My lame answers to Basic Algorithms challenges on freeCodeCamp.
function reverseString(str) {
var a = str.split('');
a = a.reverse();
str = a.join('');
return str;
}
reverseString("hello");Maybe a little too drawn out for some, but it works!
function factorialize(num) {
if(num < 0) {
return -1;
}
else if (num == 0) {
return 1;
}
else {
return (num * factorialize(num - 1));
}
}
factorialize(5);The first time I found a reason to use recursion outside of a recursion exercise! That wasn't obvious to me at all, although it looks like most people realize right off it's part of the answer.
function palindrome(str) {
s = str.replace(/[\W_]/g, '').toLowerCase();
p = str.replace(/[\W_]/g, '').toLowerCase().split('').reverse().join('');
return s === p;
}
palindrome("eye");The big stumbling block for me was in failing to add the underscore character to the regex, as it is considered an alphanumeric (and therefore included among the characters that would be matched by "\w"). Of course the test data did include both strings with mixed case, numbers and underscores! My answer, once again, was more verbose than the official solution, but the verbosity helped me grok what was happening.
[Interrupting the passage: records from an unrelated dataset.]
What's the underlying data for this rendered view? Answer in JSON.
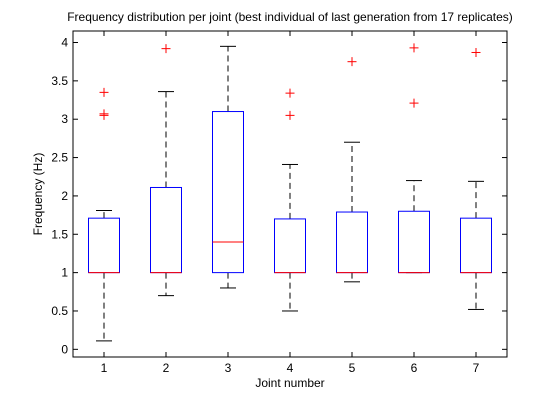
{
  "chart_data": {
    "type": "boxplot",
    "title": "Frequency distribution per joint (best individual of last generation from 17 replicates)",
    "xlabel": "Joint number",
    "ylabel": "Frequency (Hz)",
    "ylim": [
      -0.1,
      4.15
    ],
    "yticks": [
      0,
      0.5,
      1,
      1.5,
      2,
      2.5,
      3,
      3.5,
      4
    ],
    "ytick_labels": [
      "0",
      "0.5",
      "1",
      "1.5",
      "2",
      "2.5",
      "3",
      "3.5",
      "4"
    ],
    "categories": [
      "1",
      "2",
      "3",
      "4",
      "5",
      "6",
      "7"
    ],
    "grid": false,
    "colors": {
      "box": "#0000ff",
      "median": "#ff0000",
      "whisker": "#000000",
      "outlier": "#ff0000"
    },
    "boxes": [
      {
        "category": "1",
        "whisker_low": 0.11,
        "q1": 1.0,
        "median": 1.0,
        "q3": 1.71,
        "whisker_high": 1.81,
        "outliers": [
          3.35,
          3.07,
          3.05
        ]
      },
      {
        "category": "2",
        "whisker_low": 0.7,
        "q1": 1.0,
        "median": 1.0,
        "q3": 2.11,
        "whisker_high": 3.36,
        "outliers": [
          3.92
        ]
      },
      {
        "category": "3",
        "whisker_low": 0.8,
        "q1": 1.0,
        "median": 1.4,
        "q3": 3.1,
        "whisker_high": 3.95,
        "outliers": []
      },
      {
        "category": "4",
        "whisker_low": 0.5,
        "q1": 1.0,
        "median": 1.0,
        "q3": 1.7,
        "whisker_high": 2.41,
        "outliers": [
          3.34,
          3.05
        ]
      },
      {
        "category": "5",
        "whisker_low": 0.88,
        "q1": 1.0,
        "median": 1.0,
        "q3": 1.79,
        "whisker_high": 2.7,
        "outliers": [
          3.75
        ]
      },
      {
        "category": "6",
        "whisker_low": 1.0,
        "q1": 1.0,
        "median": 1.0,
        "q3": 1.8,
        "whisker_high": 2.2,
        "outliers": [
          3.93,
          3.21
        ]
      },
      {
        "category": "7",
        "whisker_low": 0.52,
        "q1": 1.0,
        "median": 1.0,
        "q3": 1.71,
        "whisker_high": 2.19,
        "outliers": [
          3.87
        ]
      }
    ]
  }
}
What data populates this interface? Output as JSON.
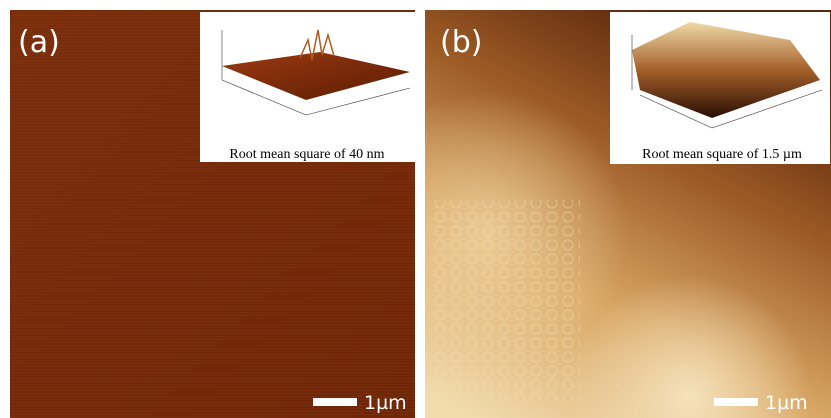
{
  "panels": [
    {
      "label": "(a)",
      "inset_caption": "Root mean square of 40 nm",
      "scale_bar": "1µm"
    },
    {
      "label": "(b)",
      "inset_caption": "Root mean square of 1.5 µm",
      "scale_bar": "1µm"
    }
  ]
}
function findLongestWord(str) {
var a = str.split(' ');
var longest = 0;
for (var i = 0; i < a.length; i++){
if (a[i].length > longest){
longest = a[i].length;
}
}
return longest;
}
findLongestWord("The quick brown fox jumped over the lazy dog");Took me a long time to figure this one out, although I knew right from the beginning that I'd want to use a for loop. Read a lot of posts on stackoverflow.com, but most of them were beyond me. My initial solution used more variables to get the same result, but after looking at what others had done I "reduced" that :-)
function titleCase(str) {
var w = str.toLowerCase().split(' ');
for(var i = 0; i < w.length; i++) {
var l = w[i].split('');
l[0] = l[0].toUpperCase();
w[i] = l.join('');
}
return w.join(' ');
}
console.log(titleCase("I'm a little tea pot"));Right off I knew this would require treating the string as an array and then somehow looping through each word before joining them all together again. A lot of the solutions I found seemed cumbersome to me. I found the basis for the above in this post. I especially liked the second version that employed different variables for words and letters, as it made what was happening clearer to me.
// Return array of the largest numbers in each of 4 subarrays
function largestOfFour(arr) {
var ans = [];
for(var i=0; i < arr.length; i++) {
var lg = 0;
for(var s=0; s < arr[i].length; s++) {
if(arr[i][s] > l) {
lg = arr[i][s];
}
}
ans.push(lg);
}
return ans;
}
var r = largestOfFour([[4, 5, 1, 3], [13, 27, 18, 26], [32, 35, 37, 39], [1000, 1001, 857, 1]]);
console.log(r);I really had no clue how to tackle this. Fortunately others on the Internet did. The answer by the OP in this post made the most sense to me, in that I could follow its logic. Guess this was the moment when knowing how to address a subarray saves someone's life.
function confirmEnding(str, target) {
var n = target.length;
return str.substr(-n) === target;
}
console.log(confirmEnding("Bastian", "n"));The task is to check to see if the end of a string matches the string specified as the target. This goes beyond merely matching the last character in a string, which could be done using a simple "substr(str, -1)". In ES6 there is an endsWith() function, but in this challenge they wanted you to use substr or substring.
function repeatStringNumTimes(str, num) {
// repeat after me
for(var i = num; i > 0; i--) {
console.log(str);
}
}
repeatStringNumTimes("abc", 3);
I like how freeCodeCamp will accept solutions that might not be the most elegant, as long as the work. But that makes it even more important to study the official answers and their alternatives. Most of us learn to read by.... reading. The same holds true for learning to code, I think.